12 de junio de 2020

La Genia Elsa y los churros

Por Delicias De Letras

por Elsa Ruiz y Glorika Adrowicz

La genia Elsa se perdió por el camino con los churros en la mano. ¡Qué rollo! Siempre le pedían a ella que hiciera las cosas. ¡Cosas de ser genia, decían!

No era justo que cualquiera pudiera pedirle lo que quisiera a todas horas. Y encima la mayoría parecía que no sabían ni donde vivían, y siempre le indicaban mal. ¡Era la tercera vez que se perdía esta semana!

La primera fue una llamada para ir Barcelona que en realidad era para Madrid; alguien quería una foto de Cristiano Ronaldo, pero debió frotar la lámpara de alguna manera rara, porque al final la genia Elsa terminó en el aeropuerto casi tropezando con Messi. La segunda, podéis imaginar, sucedió todo lo contrario.

Y lo peor era que a Elsa no le gustaba mucho el mundo del fútbol.

Ahora no sabía dónde estaba. Parecía una plaza con muchos edificios altos alrededor. No hacía mucho frío, y había algún niño jugando al balón (pensaréis que Elsa se sentiría aburrida por encontrarse otra vez en medio del fútbol, pero qué va, jugar le encantaba, a lo que fuera, y con un balón se pueden hacer muchas cosas). Se acercó a una estatua que había a su lado y leyó: «Millán Santos». Así que estaba en Valladolid, nada menos que en las Delicias. Bueno, pues no se había equivocado mucho, esta vez.

Vio a un niño cerca y le ofreció un churro para hacerse amigo de él. El pequeño lo cogió y le dijo que se llamaba Héctor.

Héctor sabía muchas cosas. Sabía, por ejemplo, que los churros eran dulces porque les echaban azúcar. Sabía lo que era un fuera de juego. Sabía cómo recoger la mesa después de comer y también limpiar las cacas de su perrita cuando esta las hacía en la calle. Pero sabía algo más importante en aquel momento para Elsa: sabía dónde vivían quienes le habían pedido los churros a la genia.

Un poco avergonzados, porque ya se habían comido la mitad entre los dos, Elsa y Héctor fueron a cumplir el deseo y llevar los churros. Las personas que los esperaban fueron muy amables, incluso se disculparon por no haber frotado la lámpara de una manera absolutamente cuidadosa (lo que había provocado que Elsa se desviara casi doscientos metros de su objetivo), y les invitaron a un chocolate para acabar entre todas los churros que quedaban.

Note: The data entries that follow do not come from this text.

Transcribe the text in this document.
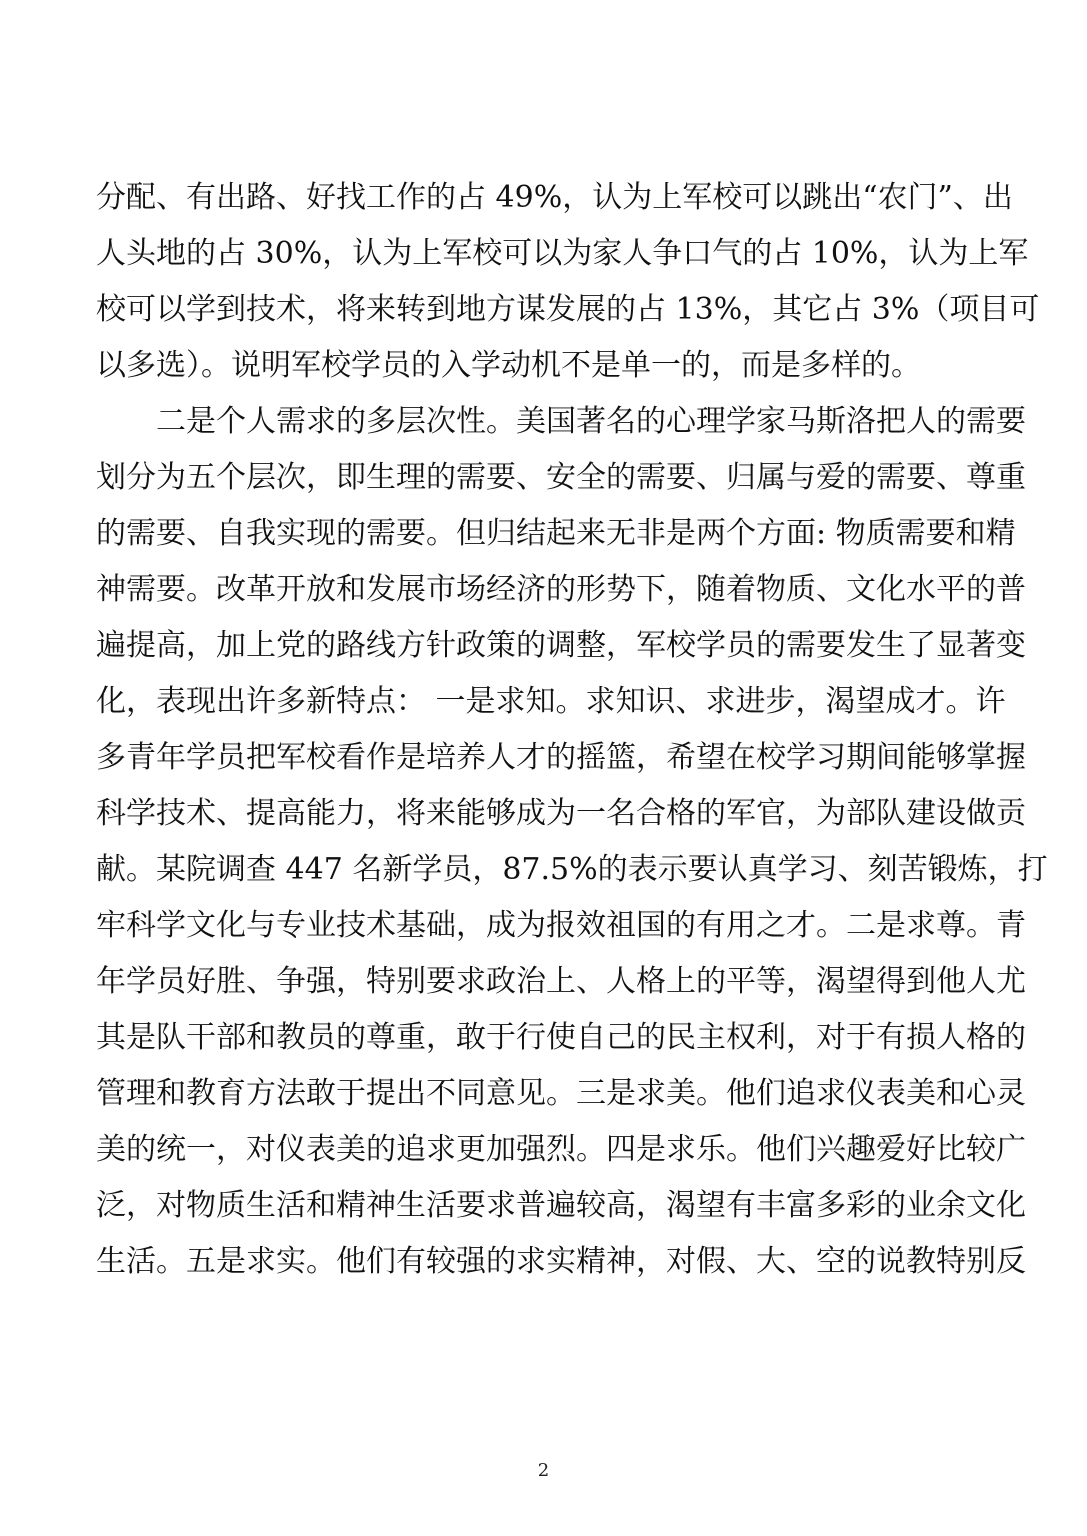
分配、有出路、好找工作的占 49%，认为上军校可以跳出“农门”、出
人头地的占 30%，认为上军校可以为家人争口气的占 10%，认为上军
校可以学到技术，将来转到地方谋发展的占 13%，其它占 3%（项目可
以多选）。说明军校学员的入学动机不是单一的，而是多样的。
二是个人需求的多层次性。美国著名的心理学家马斯洛把人的需要
划分为五个层次，即生理的需要、安全的需要、归属与爱的需要、尊重
的需要、自我实现的需要。但归结起来无非是两个方面: 物质需要和精
神需要。改革开放和发展市场经济的形势下，随着物质、文化水平的普
遍提高，加上党的路线方针政策的调整，军校学员的需要发生了显著变
化，表现出许多新特点： 一是求知。求知识、求进步，渴望成才。许
多青年学员把军校看作是培养人才的摇篮，希望在校学习期间能够掌握
科学技术、提高能力，将来能够成为一名合格的军官，为部队建设做贡
献。某院调查 447 名新学员，87.5%的表示要认真学习、刻苦锻炼，打
牢科学文化与专业技术基础，成为报效祖国的有用之才。二是求尊。青
年学员好胜、争强，特别要求政治上、人格上的平等，渴望得到他人尤
其是队干部和教员的尊重，敢于行使自己的民主权利，对于有损人格的
管理和教育方法敢于提出不同意见。三是求美。他们追求仪表美和心灵
美的统一，对仪表美的追求更加强烈。四是求乐。他们兴趣爱好比较广
泛，对物质生活和精神生活要求普遍较高，渴望有丰富多彩的业余文化
生活。五是求实。他们有较强的求实精神，对假、大、空的说教特别反
2
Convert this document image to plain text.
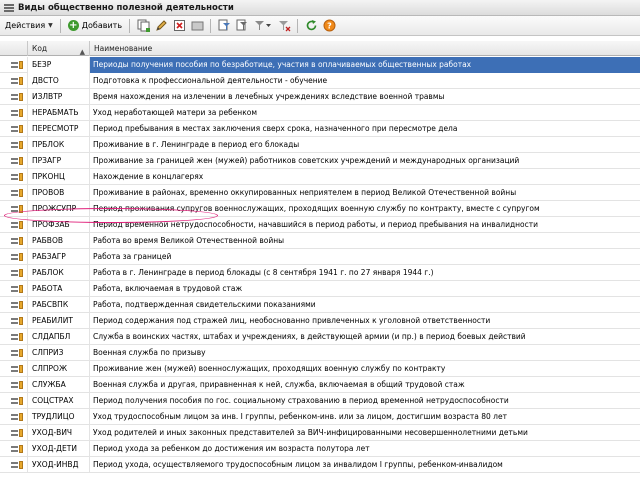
Виды общественно полезной деятельности
Действия ▼ + Добавить	?
Код	▲	Наименование
БЕЗР	Периоды получения пособия по безработице, участия в оплачиваемых общественных работах
ДВСТО	Подготовка к профессиональной деятельности - обучение
ИЗЛВТР	Время нахождения на излечении в лечебных учреждениях вследствие военной травмы
НЕРАБМАТЬ	Уход неработающей матери за ребенком
ПЕРЕСМОТР	Период пребывания в местах заключения сверх срока, назначенного при пересмотре дела
ПРБЛОК	Проживание в г. Ленинграде в период его блокады
ПРЗАГР	Проживание за границей жен (мужей) работников советских учреждений и международных организаций
ПРКОНЦ	Нахождение в концлагерях
ПРОВОВ	Проживание в районах, временно оккупированных неприятелем в период Великой Отечественной войны
ПРОЖСУПР	Период проживания супругов военнослужащих, проходящих военную службу по контракту, вместе с супругом
ПРОФЗАБ	Период временной нетрудоспособности, начавшийся в период работы, и период пребывания на инвалидности
РАБВОВ	Работа во время Великой Отечественной войны
РАБЗАГР	Работа за границей
РАБЛОК	Работа в г. Ленинграде в период блокады (с 8 сентября 1941 г. по 27 января 1944 г.)
РАБОТА	Работа, включаемая в трудовой стаж
РАБСВПК	Работа, подтвержденная свидетельскими показаниями
РЕАБИЛИТ	Период содержания под стражей лиц, необоснованно привлеченных к уголовной ответственности
СЛДАПБЛ	Служба в воинских частях, штабах и учреждениях, в действующей армии (и пр.) в период боевых действий
СЛПРИЗ	Военная служба по призыву
СЛПРОЖ	Проживание жен (мужей) военнослужащих, проходящих военную службу по контракту
СЛУЖБА	Военная служба и другая, приравненная к ней, служба, включаемая в общий трудовой стаж
СОЦСТРАХ	Период получения пособия по гос. социальному страхованию в период временной нетрудоспособности
ТРУДЛИЦО	Уход трудоспособным лицом за инв. I группы, ребенком-инв. или за лицом, достигшим возраста 80 лет
УХОД-ВИЧ	Уход родителей и иных законных представителей за ВИЧ-инфицированными несовершеннолетними детьми
УХОД-ДЕТИ	Период ухода за ребенком до достижения им возраста полутора лет
УХОД-ИНВД	Период ухода, осуществляемого трудоспособным лицом за инвалидом I группы, ребенком-инвалидом
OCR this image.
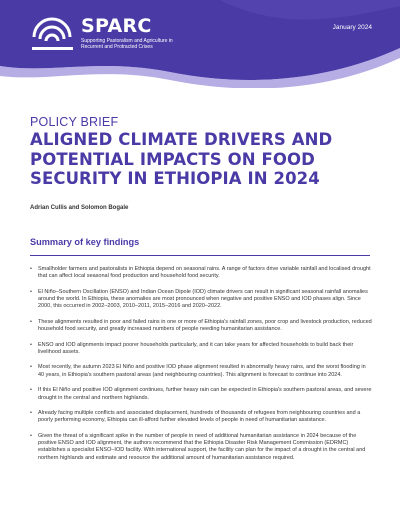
SPARC
Supporting Pastoralism and Agriculture in Recurrent and Protracted Crises
January 2024
POLICY BRIEF
ALIGNED CLIMATE DRIVERS AND POTENTIAL IMPACTS ON FOOD SECURITY IN ETHIOPIA IN 2024
Adrian Cullis and Solomon Bogale
Summary of key findings
• Smallholder farmers and pastoralists in Ethiopia depend on seasonal rains. A range of factors drive variable rainfall and localised drought that can affect local seasonal food production and household food security.
• El Niño–Southern Oscillation (ENSO) and Indian Ocean Dipole (IOD) climate drivers can result in significant seasonal rainfall anomalies around the world. In Ethiopia, these anomalies are most pronounced when negative and positive ENSO and IOD phases align. Since 2000, this occurred in 2002–2003, 2010–2011, 2015–2016 and 2020–2022.
• These alignments resulted in poor and failed rains in one or more of Ethiopia's rainfall zones, poor crop and livestock production, reduced household food security, and greatly increased numbers of people needing humanitarian assistance.
• ENSO and IOD alignments impact poorer households particularly, and it can take years for affected households to build back their livelihood assets.
• Most recently, the autumn 2023 El Niño and positive IOD phase alignment resulted in abnormally heavy rains, and the worst flooding in 40 years, in Ethiopia's southern pastoral areas (and neighbouring countries). This alignment is forecast to continue into 2024.
• If this El Niño and positive IOD alignment continues, further heavy rain can be expected in Ethiopia's southern pastoral areas, and severe drought in the central and northern highlands.
• Already facing multiple conflicts and associated displacement, hundreds of thousands of refugees from neighbouring countries and a poorly performing economy, Ethiopia can ill-afford further elevated levels of people in need of humanitarian assistance.
• Given the threat of a significant spike in the number of people in need of additional humanitarian assistance in 2024 because of the positive ENSO and IOD alignment, the authors recommend that the Ethiopia Disaster Risk Management Commission (EDRMC) establishes a specialist ENSO–IOD facility. With international support, the facility can plan for the impact of a drought in the central and northern highlands and estimate and resource the additional amount of humanitarian assistance required.
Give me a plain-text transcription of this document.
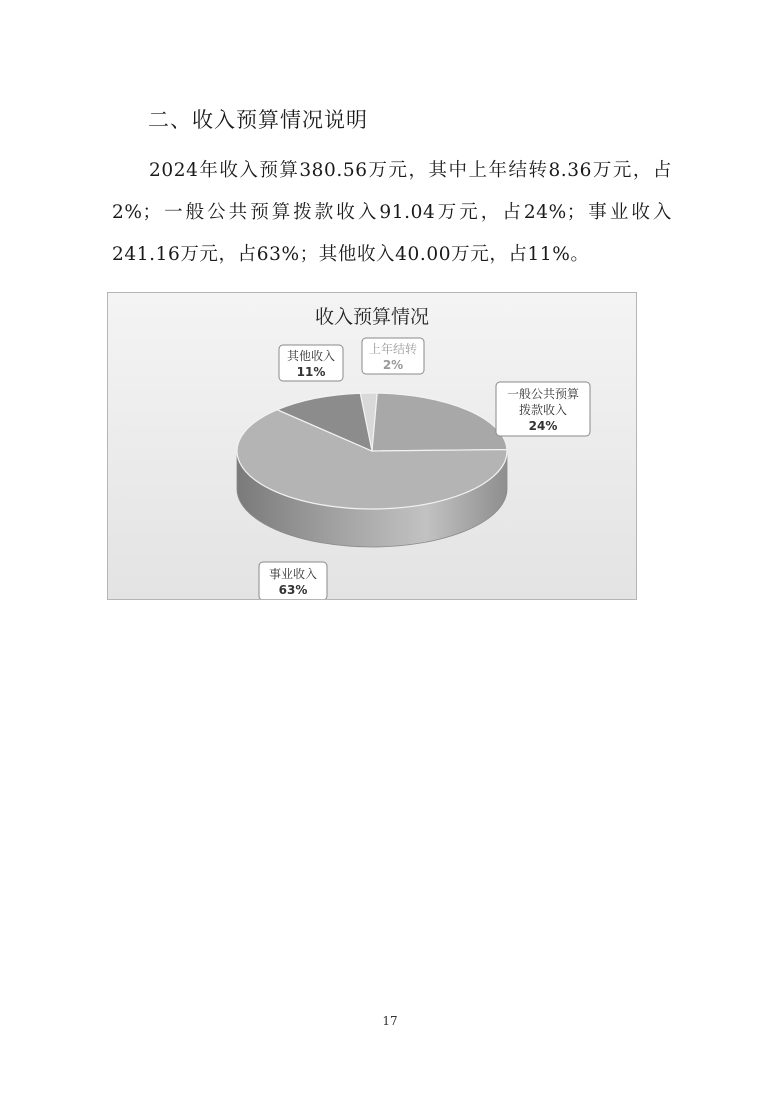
二、收入预算情况说明

2024年收入预算380.56万元，其中上年结转8.36万元，占2%；一般公共预算拨款收入91.04万元，占24%；事业收入241.16万元，占63%；其他收入40.00万元，占11%。

收入预算情况
上年结转
2%
一般公共预算
拨款收入
24%
事业收入
63%
其他收入
11%
17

Después de eso, y ya en la calle, Elsa y Héctor estaban muy felices.

–¡Hoy no tengo más deseos que cumplir! –exclamó la genia riendo.

Héctor se la quedó mirando.

–¿Y tienes que cumplir todos los deseos que te pidan? –preguntó, un poco mosqueado.

–Bueno, no puedo hacer daño a nadie, ni nada de eso.

–¿Y si yo te pidiese un balón? –preguntó Héctor, que no podía contener la ilusión.

Elsa se quedó callada un momento.

–Bueno, sí, si frotas la lámpara… ya sabes, ahora las venden en todos los supermercados. Casi no somos suficientes; antes todos eran genios los que cumplían los deseos, y las genias estábamos todito el día sin salir de las lámparas mágicas, pero desde que cualquiera tiene su lámpara, nos han obligado a salir, pero solo para hacer lo que nos digan…

No añadió nada más, pero si recordamos el comienzo del cuento, podéis imaginar que aquella situación no le parecía muy justa.

Héctor la miró fijamente, aún ilusionado.

–¡Qué mal! No te voy a pedir nada –aseguró, pero de pronto su cara se iluminó–. ¿Qué quieres hacer?

Elsa se sorprendió y sonrió. Nunca le habían preguntado a ella qué quería.

–¡Quiero descansar un buen rato! –gritó.

Héctor rio entusiasmado, mientras gritaba:

–¡Deseo concedido! –Y los dos se echaron a reír.

Fueron a casa de Héctor, que quedaba muy cerca de allí, y la mamá de Héctor acogió encantada a la genia Elsa, y entre ella y Héctor le prepararon una cama, así que por fin la genia Elsa pudo dormir y dormir, y dormir… Y si alguien tenía algún deseo, pues que se lo currara un poco, que para eso tenemos manos y seres queridos.

Héctor no la despertó ni una sola vez.